For a solitary person who has led an active and involved life, a DNR might make sense if the alternative, maybe existing largely dependent or incapacitated for several long years, is unthinkable. Without strong ties to individuals with whom you'd like an extended and high-quality relationship (you have to think about what 'high quality means for you and for this exercise), or not wanting to be a burden to someone, the DNR makes a lot of sense.
Essentially....do you have a lot to live for? Will that still be sufficient if you are confined, bed-ridden, need to haul around machines or detectors, need others to take you places or to do manual chores and personal hygiene for you? Would you be okay with a year, six years, sixteen years, having to take six-ten drugs each day, some of them twice, to be conscious 12 hours each day, but little else?
For me, when I simply do not wish to keep struggling, when the intrusions of all kinds (as I define 'intrusions) are too much, when I become exhausted, or when living just ain't fun no more, then the DNR goes into effect when I say it does, witnessed, or when the designated trusted person who can legally put it into effect on my behalf, says so. In British Columbia, where I live, we have Powers of Attorney, Representation Agreements, and Advance Care Agreements. They're all legal, they all require sober forethought, and they all rely on the good will and savvy of a trusted adult to fairly and honestly represent the person invalided or incapacitated.

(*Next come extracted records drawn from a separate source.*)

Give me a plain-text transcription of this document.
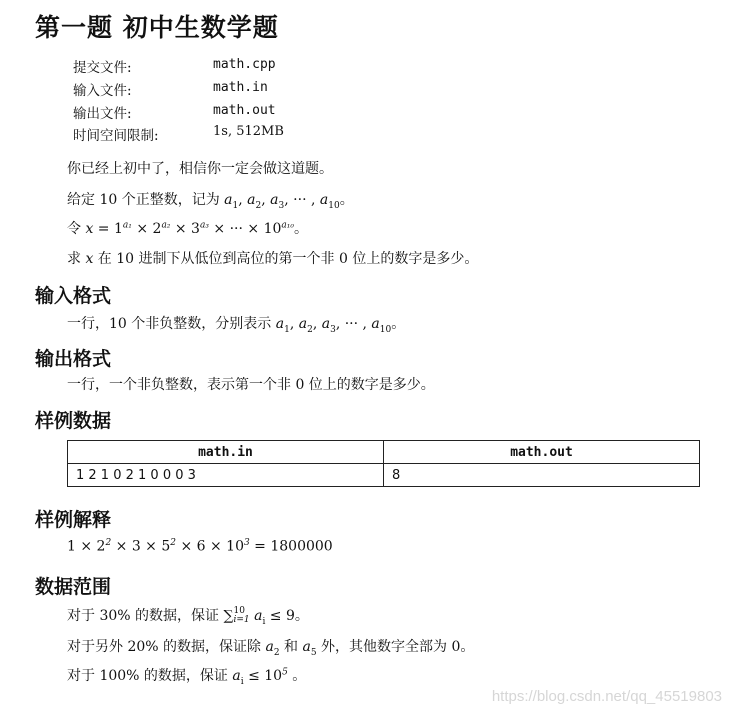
第一题 初中生数学题
提交文件:	math.cpp
输入文件:	math.in
输出文件:	math.out
时间空间限制:	1s, 512MB
你已经上初中了，相信你一定会做这道题。
给定 10 个正整数，记为 $a_1$, $a_2$, $a_3$, ··· , $a_{10}$。
令 $x = 1^{a_1} \times 2^{a_2} \times 3^{a_3}$ × ··· × $10^{a_{10}}$。
求 x 在 10 进制下从低位到高位的第一个非 0 位上的数字是多少。
输入格式
一行，10 个非负整数，分别表示 $a_1$, $a_2$, $a_3$, ··· , $a_{10}$。
输出格式
一行，一个非负整数，表示第一个非 0 位上的数字是多少。
样例数据
math.in	math.out
1 2 1 0 2 1 0 0 0 3	8
样例解释
$1 \times 2^2 \times 3 \times 5^2 \times 6 \times 10^3 = 1800000$
数据范围
对于 30% 的数据，保证 ∑ 10
i=1 $a_i \le 9$。
对于另外 20% 的数据，保证除 $a_2$ 和 $a_5$ 外，其他数字全部为 0。
对于 100% 的数据，保证 $a_i \le 10^5$ 。
https://blog.csdn.net/qq_45519803
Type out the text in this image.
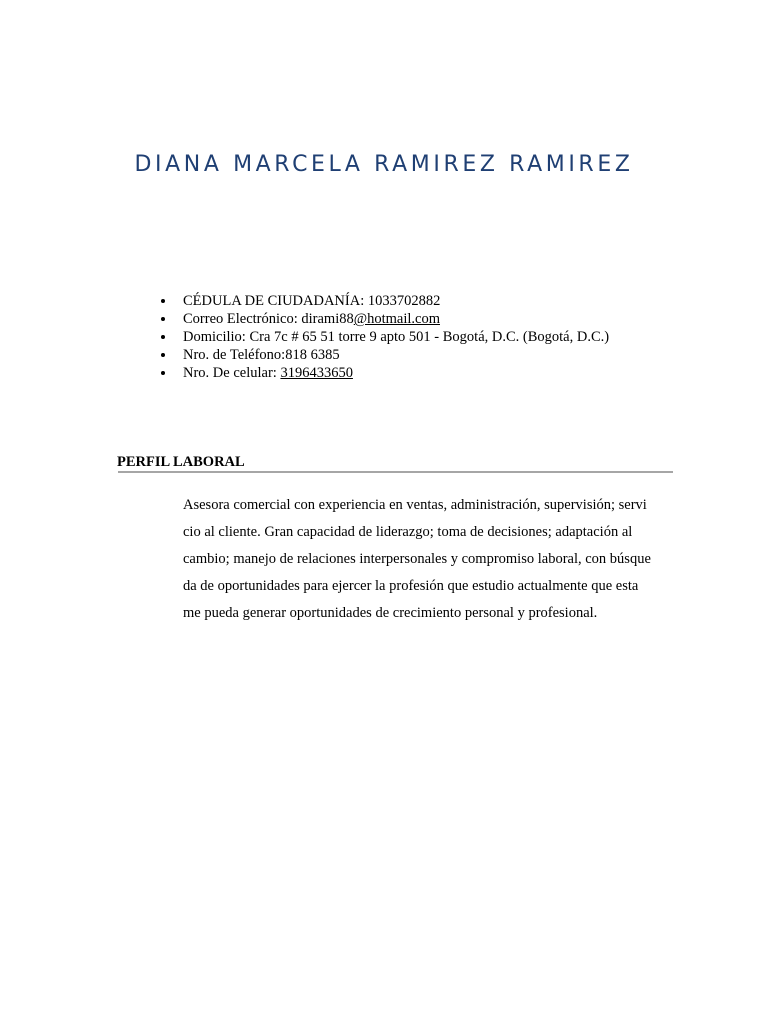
DIANA MARCELA RAMIREZ RAMIREZ
CÉDULA DE CIUDADANÍA: 1033702882
Correo Electrónico: dirami88@hotmail.com
Domicilio: Cra 7c # 65 51 torre 9 apto 501 - Bogotá, D.C. (Bogotá, D.C.)
Nro. de Teléfono:818 6385
Nro. De celular: 3196433650
PERFIL LABORAL

Asesora comercial con experiencia en ventas, administración, supervisión; servi
cio al cliente. Gran capacidad de liderazgo; toma de decisiones; adaptación al
cambio; manejo de relaciones interpersonales y compromiso laboral, con búsque
da de oportunidades para ejercer la profesión que estudio actualmente que esta
me pueda generar oportunidades de crecimiento personal y profesional.
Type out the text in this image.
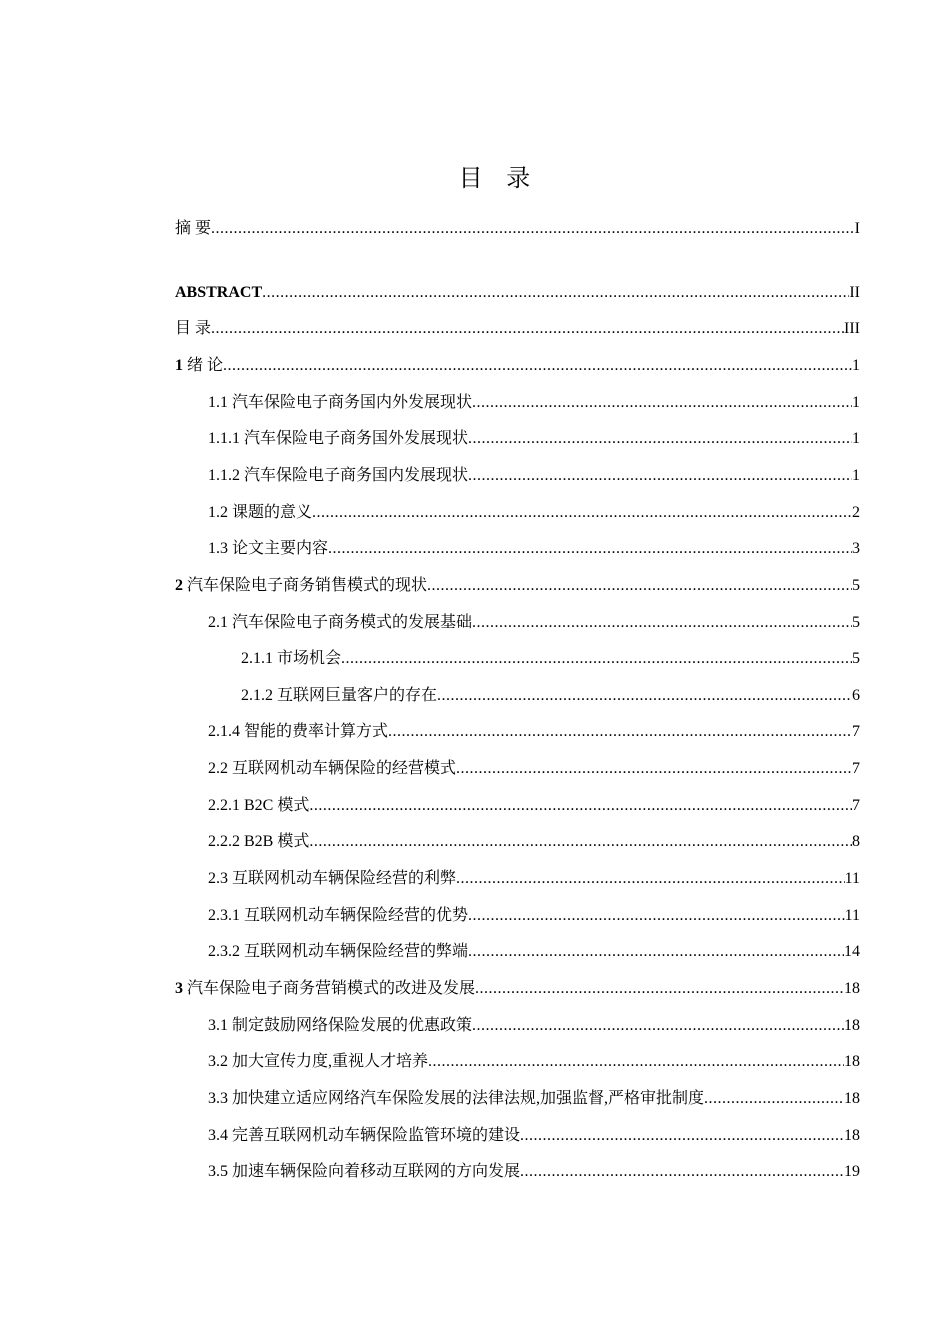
目 录
摘 要 .....	I
ABSTRACT .....	II
目 录 .....	III
1 绪 论 .....	1
1.1 汽车保险电子商务国内外发展现状 .....	1
1.1.1 汽车保险电子商务国外发展现状 .....	1
1.1.2 汽车保险电子商务国内发展现状 .....	1
1.2 课题的意义 .....	2
1.3 论文主要内容 .....	3
2 汽车保险电子商务销售模式的现状 .....	5
2.1 汽车保险电子商务模式的发展基础 .....	5
2.1.1 市场机会 .....	5
2.1.2 互联网巨量客户的存在 .....	6
2.1.4 智能的费率计算方式 .....	7
2.2 互联网机动车辆保险的经营模式 .....	7
2.2.1 B2C 模式 .....	7
2.2.2 B2B 模式 .....	8
2.3 互联网机动车辆保险经营的利弊 .....	11
2.3.1 互联网机动车辆保险经营的优势 .....	11
2.3.2 互联网机动车辆保险经营的弊端 .....	14
3 汽车保险电子商务营销模式的改进及发展 .....	18
3.1 制定鼓励网络保险发展的优惠政策 .....	18
3.2 加大宣传力度,重视人才培养 .....	18
3.3 加快建立适应网络汽车保险发展的法律法规,加强监督,严格审批制度 .....	18
3.4 完善互联网机动车辆保险监管环境的建设 .....	18
3.5 加速车辆保险向着移动互联网的方向发展 .....	19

I don't mind heroics, especially if the care they intend is not going to leave me with a breathing tube for life, or on my back for life, unable to lift a TV remote on my own or to clean my own butt. Any of those taken away from me, hand me the cord and I'll pull it meself.
Tnx for thoughtful reply. Substantively, I’ve already thought this through, but it’s always good to re-study issues while still capable. Always a good question to ask what constitutes “joy in life.”